25 der bester: van de beste dichters, namelijk degenen die door de god worden geïnspireerd.

26 der Hemel Vorsten: De achternaam van de bruidegom was uiteraard een uitnodiging tot het maken van woordspelingen. Dat die ook hier bedoeld is, blijkt uit het afwijkende lettertype.

39 Mijn Dochter! lief komt nader: De vzn. 39b-40 zijn geen mededelende maar gebiedende zinnen, en de inzet is geen onderwerp maar aangesproken persoon, getuige ook de vorm u eygben Heer (vs. 40). Daarom verdient een gewijzigde interpunctie de voorkeur: Mijn Dochterlief!
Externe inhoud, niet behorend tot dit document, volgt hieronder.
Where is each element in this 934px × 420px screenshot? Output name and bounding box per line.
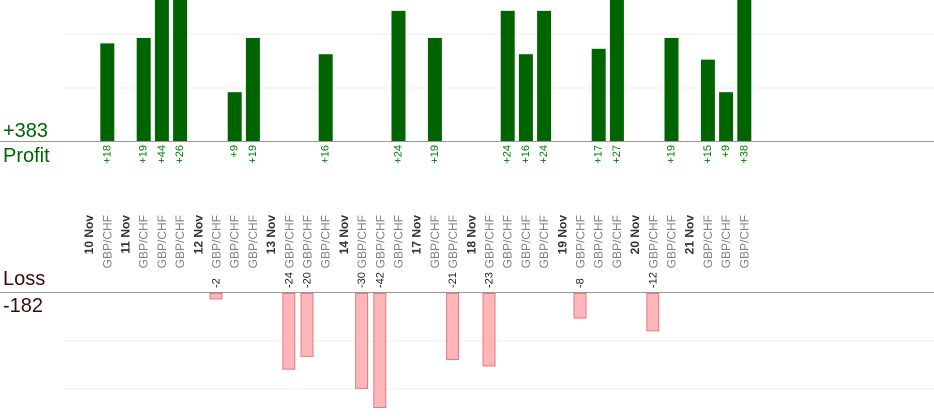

41 Zalige IONGE-LIEN enz.: Het lijkt vreemd dat Pallas Athene, de griekse godin van de wijsheid, nu bruid en bruidegom prijst omdat zij hun huwelijk beginnen met GOD, blijkens de drie hoofdletters bepaaldelijk de christelijke god. Maar nog afgezien van het spelkarakter van dit gedicht, ging het hele gebruik van de klassieke godennamen tijdens de renaissance niet dieper dan wat glinsterend vernis; de godsdienstige overtuiging, in dit geval de protestantse, kwam niet in het gedrang.

46 En doet u naasten als ghy vvilt datmen u doet: Deze ‘gulden regel’, evenzeer klassiek als christelijk (zie Apollo vs. 230) is in dit geval positief geformuleerd; de meer bekende negatieve formulering is te vinden in het enige stukje handschrift dat met zekerheid van Bredero afkomstig is; zie Memoriaal, blz. 165.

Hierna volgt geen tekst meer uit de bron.